Punjab govt schools plan to start pre-primary class
The Punjab education department plans to start a pre-primary class for tiny tots in government schools of the state from the upcoming academic session.punjab Updated: Feb 19, 2015 20:05 IST
The Punjab education department plans to start a pre-primary class for tiny tots in government schools of the state from the upcoming academic session.
With private nursery and playway schools admitting students at the age of two-and-a-half years, the state education department has decided to enrol four-year-old children in the pre-primary class. Government schools admit students to Class 1 at the age of five.
Director, public instruction (DPI, secondary), Balbir Singh Dhol said the aim was to draw students to government schools at the pre-primary level.
"Families in slum areas make their children sit at home till the age of five years, whereas in rural and urban areas, parents get them admitted to private schools in pre-primary classes. Later, they don't bother to shift their kids to government schools," he added.
The department had asked schools across the state to start the pre-primary class from the 2015-16 academic session.
"As a pilot project, schools with requisite infrastructure as per play school requirements and adequate number of teachers for primary classes have been asked to start the new class," Dhol added.

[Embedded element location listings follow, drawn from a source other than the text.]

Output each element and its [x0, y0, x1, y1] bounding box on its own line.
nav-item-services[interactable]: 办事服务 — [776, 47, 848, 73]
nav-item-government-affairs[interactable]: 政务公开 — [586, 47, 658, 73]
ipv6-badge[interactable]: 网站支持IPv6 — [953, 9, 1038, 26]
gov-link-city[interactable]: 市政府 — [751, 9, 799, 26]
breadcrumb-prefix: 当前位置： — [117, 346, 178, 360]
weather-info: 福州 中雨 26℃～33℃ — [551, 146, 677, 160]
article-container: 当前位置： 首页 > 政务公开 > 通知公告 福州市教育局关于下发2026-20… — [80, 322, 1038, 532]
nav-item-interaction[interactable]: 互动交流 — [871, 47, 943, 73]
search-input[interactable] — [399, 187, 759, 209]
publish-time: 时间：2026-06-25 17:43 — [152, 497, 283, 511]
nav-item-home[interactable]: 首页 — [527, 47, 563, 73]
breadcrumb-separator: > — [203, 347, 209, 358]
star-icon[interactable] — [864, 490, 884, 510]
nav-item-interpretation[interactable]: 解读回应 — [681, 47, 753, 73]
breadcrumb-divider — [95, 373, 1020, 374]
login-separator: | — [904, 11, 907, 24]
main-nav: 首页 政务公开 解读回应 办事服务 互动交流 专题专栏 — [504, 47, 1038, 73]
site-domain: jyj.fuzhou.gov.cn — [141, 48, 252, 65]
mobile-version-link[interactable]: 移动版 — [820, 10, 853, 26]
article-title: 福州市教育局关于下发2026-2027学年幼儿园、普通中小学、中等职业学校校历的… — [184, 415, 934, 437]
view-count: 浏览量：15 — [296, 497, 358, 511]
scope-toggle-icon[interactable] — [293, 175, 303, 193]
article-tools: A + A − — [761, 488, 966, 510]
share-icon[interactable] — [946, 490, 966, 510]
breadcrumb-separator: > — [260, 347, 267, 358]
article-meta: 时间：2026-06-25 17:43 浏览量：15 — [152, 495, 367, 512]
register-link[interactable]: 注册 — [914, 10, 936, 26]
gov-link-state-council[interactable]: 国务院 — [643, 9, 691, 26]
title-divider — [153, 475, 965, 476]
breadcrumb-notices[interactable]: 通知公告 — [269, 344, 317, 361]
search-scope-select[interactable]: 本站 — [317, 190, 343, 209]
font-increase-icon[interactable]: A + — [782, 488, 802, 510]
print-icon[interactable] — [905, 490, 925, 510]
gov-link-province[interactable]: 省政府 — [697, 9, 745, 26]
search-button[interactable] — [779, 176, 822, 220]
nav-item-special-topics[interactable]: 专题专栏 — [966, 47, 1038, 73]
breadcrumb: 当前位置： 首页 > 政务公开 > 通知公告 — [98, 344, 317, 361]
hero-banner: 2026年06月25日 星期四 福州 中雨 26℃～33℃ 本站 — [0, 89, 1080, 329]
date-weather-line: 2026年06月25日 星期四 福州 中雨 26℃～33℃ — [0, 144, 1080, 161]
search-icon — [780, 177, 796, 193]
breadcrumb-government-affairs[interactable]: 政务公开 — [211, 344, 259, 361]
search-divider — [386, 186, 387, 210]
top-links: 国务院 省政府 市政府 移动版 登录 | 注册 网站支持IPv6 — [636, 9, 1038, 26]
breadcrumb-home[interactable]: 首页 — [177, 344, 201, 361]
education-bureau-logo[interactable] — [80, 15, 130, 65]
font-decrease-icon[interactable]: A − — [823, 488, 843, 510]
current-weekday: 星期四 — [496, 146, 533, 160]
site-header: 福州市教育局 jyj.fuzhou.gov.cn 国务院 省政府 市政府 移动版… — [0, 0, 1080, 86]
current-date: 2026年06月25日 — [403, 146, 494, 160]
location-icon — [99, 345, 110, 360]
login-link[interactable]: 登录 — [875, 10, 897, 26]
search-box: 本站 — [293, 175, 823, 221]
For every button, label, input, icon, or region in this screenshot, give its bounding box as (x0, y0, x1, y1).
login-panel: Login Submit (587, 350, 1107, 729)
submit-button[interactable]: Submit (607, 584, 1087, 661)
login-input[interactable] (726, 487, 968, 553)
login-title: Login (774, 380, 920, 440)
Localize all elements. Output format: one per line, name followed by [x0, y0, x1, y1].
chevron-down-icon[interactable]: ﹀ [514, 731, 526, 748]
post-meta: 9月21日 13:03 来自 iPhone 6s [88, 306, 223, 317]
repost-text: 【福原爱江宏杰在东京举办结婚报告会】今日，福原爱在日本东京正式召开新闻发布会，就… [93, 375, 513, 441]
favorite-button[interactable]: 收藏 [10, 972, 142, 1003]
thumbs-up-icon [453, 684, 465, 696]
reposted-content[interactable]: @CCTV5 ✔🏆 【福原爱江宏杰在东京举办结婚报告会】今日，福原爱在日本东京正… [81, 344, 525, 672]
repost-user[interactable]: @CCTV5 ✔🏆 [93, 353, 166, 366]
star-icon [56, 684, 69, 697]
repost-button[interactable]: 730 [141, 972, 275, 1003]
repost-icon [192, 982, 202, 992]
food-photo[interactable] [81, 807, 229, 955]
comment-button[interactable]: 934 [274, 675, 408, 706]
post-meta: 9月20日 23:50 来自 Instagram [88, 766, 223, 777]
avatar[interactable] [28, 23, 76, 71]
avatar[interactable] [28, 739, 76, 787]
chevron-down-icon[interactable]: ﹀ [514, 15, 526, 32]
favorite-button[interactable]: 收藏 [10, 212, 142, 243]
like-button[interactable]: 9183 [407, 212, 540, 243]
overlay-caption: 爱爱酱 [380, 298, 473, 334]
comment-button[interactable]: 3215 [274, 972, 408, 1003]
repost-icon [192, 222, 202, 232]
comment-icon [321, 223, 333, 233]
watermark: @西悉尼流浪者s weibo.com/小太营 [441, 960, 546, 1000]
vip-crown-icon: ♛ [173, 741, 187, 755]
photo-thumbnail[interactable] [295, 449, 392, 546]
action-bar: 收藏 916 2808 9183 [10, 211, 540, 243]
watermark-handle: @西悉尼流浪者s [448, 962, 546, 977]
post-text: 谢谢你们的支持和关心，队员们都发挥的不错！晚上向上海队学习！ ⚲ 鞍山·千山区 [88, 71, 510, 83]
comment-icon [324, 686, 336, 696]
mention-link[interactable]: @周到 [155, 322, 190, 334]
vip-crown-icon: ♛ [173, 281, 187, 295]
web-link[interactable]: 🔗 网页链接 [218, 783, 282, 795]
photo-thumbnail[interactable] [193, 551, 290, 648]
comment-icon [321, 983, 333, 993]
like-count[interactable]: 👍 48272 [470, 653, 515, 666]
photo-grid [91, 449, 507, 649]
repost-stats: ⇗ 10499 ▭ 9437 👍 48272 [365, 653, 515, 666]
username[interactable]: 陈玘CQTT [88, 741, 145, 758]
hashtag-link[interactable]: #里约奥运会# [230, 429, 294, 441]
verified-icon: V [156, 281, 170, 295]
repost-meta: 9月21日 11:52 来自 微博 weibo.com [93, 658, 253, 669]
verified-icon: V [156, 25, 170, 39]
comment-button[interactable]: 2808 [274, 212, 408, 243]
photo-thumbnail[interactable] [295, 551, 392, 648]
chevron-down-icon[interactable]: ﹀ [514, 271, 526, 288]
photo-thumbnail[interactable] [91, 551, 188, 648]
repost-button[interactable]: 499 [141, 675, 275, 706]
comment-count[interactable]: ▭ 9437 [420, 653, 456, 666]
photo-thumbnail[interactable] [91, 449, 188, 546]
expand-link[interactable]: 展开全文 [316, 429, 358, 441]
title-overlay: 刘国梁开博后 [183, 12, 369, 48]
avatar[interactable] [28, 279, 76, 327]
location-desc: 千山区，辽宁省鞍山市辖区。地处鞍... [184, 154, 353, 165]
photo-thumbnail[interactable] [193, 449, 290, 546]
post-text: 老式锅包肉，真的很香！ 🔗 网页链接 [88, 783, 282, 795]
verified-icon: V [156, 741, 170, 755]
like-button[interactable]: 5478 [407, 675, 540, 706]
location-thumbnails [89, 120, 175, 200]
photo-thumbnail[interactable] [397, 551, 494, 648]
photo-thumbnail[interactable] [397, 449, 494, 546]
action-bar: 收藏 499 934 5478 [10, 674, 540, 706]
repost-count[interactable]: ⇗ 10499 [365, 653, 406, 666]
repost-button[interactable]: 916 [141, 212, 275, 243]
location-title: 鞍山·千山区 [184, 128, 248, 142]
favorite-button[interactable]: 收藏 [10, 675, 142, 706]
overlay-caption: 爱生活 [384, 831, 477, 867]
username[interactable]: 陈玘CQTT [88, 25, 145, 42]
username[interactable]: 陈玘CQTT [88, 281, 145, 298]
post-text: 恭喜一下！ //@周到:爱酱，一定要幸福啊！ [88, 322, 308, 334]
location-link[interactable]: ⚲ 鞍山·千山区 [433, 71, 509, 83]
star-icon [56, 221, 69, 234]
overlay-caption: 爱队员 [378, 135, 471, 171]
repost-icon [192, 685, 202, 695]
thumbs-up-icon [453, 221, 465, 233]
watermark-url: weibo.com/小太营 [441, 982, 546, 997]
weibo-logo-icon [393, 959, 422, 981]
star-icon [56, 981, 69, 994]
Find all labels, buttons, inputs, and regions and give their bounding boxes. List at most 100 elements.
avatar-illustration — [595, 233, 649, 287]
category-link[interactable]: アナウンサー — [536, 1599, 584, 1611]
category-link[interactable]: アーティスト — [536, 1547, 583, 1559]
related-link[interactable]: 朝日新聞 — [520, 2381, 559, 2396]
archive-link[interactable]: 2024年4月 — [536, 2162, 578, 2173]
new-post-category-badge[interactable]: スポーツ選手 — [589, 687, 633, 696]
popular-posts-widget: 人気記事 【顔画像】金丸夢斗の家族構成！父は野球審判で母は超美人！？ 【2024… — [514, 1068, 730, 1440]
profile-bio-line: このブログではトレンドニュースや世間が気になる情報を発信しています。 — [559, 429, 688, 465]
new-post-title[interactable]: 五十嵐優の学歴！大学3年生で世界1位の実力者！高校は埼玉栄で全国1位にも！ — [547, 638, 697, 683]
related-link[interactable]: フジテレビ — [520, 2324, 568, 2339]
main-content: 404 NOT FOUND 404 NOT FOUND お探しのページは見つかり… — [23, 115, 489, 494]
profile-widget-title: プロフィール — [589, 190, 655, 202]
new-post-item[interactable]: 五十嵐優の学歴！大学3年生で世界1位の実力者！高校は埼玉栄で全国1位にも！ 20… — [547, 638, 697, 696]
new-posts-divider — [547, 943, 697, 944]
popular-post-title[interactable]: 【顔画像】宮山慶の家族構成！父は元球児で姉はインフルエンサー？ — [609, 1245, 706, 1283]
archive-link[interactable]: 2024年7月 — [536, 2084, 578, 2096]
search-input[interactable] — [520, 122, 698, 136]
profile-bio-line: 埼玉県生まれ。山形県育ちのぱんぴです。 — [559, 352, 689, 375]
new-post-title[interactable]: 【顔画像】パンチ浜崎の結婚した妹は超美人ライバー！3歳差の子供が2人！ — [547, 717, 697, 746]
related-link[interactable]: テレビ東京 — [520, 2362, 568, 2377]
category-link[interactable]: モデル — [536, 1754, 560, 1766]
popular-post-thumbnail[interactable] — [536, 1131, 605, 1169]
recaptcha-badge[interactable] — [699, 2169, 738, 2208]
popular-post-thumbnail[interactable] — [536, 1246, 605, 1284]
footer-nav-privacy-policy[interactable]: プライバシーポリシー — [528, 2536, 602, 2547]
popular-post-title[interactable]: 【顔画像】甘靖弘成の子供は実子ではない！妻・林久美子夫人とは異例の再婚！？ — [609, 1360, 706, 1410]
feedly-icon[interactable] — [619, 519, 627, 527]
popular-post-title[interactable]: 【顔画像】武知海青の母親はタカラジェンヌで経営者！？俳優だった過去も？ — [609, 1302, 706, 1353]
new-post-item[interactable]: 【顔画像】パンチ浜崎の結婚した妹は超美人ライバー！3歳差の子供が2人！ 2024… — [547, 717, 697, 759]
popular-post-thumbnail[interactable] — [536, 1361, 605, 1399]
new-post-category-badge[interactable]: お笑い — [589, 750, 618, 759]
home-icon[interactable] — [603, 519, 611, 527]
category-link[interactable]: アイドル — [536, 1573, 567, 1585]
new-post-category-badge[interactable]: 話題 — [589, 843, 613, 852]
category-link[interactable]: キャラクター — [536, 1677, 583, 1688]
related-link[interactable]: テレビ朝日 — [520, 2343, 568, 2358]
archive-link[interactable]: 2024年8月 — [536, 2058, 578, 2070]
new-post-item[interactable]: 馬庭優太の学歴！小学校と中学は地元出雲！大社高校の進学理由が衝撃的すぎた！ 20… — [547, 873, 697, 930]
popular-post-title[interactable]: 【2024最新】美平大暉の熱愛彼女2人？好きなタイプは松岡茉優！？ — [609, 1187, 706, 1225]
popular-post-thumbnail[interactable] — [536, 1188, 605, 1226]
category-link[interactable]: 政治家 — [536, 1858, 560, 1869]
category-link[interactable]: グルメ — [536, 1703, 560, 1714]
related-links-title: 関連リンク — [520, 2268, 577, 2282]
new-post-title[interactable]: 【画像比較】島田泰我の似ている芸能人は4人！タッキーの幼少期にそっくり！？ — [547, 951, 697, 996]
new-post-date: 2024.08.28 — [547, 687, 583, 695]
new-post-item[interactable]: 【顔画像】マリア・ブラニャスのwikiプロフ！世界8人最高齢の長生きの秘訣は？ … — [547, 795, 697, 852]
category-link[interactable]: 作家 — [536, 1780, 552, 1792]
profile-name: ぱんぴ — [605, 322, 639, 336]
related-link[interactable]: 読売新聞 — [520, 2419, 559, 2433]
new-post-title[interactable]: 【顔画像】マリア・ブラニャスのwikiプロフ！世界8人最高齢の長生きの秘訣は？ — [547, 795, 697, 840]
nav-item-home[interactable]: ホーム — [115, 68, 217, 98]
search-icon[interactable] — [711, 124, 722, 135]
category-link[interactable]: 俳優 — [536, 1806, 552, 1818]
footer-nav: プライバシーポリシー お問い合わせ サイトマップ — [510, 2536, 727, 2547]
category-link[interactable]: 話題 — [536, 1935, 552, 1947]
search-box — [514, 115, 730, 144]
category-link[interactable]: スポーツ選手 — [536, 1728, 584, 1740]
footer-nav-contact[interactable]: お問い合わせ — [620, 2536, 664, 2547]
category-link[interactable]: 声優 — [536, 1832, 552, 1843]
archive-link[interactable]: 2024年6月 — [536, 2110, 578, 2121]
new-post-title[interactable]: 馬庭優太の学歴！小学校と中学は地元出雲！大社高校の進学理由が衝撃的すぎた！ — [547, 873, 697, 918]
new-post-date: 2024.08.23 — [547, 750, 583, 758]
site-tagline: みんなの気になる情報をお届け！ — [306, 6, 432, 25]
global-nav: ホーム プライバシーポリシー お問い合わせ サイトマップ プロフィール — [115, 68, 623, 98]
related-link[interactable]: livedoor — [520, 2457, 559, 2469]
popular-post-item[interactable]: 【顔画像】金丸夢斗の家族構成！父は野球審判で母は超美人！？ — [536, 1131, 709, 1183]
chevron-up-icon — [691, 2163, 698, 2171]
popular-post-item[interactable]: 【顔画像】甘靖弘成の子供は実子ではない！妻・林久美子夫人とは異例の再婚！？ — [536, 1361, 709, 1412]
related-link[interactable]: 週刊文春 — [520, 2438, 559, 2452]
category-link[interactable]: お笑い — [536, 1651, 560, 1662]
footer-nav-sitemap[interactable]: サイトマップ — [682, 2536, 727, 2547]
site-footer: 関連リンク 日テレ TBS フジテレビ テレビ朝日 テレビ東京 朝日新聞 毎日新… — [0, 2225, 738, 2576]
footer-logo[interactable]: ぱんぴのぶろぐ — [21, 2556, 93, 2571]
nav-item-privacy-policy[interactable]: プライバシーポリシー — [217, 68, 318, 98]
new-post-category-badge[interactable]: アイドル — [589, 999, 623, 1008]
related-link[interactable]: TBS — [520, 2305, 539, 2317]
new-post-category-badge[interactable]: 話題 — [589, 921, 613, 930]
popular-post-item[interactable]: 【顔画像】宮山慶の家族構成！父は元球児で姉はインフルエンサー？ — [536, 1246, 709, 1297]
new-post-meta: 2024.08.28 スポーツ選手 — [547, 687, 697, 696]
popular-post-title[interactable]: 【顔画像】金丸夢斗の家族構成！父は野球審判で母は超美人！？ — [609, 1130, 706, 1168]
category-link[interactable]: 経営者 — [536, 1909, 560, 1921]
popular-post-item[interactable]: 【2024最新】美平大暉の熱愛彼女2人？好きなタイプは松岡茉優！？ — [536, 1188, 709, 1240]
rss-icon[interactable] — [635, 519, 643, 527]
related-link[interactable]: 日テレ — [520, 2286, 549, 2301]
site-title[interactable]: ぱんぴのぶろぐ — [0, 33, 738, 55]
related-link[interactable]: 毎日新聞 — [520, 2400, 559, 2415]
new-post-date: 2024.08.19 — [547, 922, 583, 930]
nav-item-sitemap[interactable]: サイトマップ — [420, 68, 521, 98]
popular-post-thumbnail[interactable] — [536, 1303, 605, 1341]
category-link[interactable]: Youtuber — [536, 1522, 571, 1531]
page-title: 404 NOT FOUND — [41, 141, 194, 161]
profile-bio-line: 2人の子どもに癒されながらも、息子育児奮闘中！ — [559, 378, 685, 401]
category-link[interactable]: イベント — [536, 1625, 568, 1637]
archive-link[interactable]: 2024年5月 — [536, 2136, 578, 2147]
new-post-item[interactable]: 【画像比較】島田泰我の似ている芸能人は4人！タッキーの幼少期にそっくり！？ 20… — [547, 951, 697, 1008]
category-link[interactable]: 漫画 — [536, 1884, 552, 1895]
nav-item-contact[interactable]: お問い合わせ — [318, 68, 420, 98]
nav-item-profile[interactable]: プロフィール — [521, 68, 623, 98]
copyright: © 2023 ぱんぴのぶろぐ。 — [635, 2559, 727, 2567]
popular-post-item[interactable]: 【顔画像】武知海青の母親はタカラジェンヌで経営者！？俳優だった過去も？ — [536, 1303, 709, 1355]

The primary schools which have anganwadi centres nearby have also been asked by the education department to enrol students at the pre-primary stage.
Efforts in this regard would get weightage while appraising the performance of schools and teachers.
"A special award will be given to headmasters and headmistresses of primary schools who will take the initiative to enrol students in the pre-primary class, apart from adding special reward points to the annual report," the DPI said.
The DPI also asked various district education officers (DEOs) to take effective steps to improve enrolment in government schools.
The DEOs have been asked to create awareness in this regard among people in rural areas through seminars.
Anita Devi, a domestic help, said the move looked promising as she would be able to send her four-year-old daughter to school while working.
"My son is studying in Class 2 in a government school. I take my daughter with me during my working hours as my husband wants her to learn work until she gets admission in a government school. Now I can get her admitted at the pre-primary level," she added.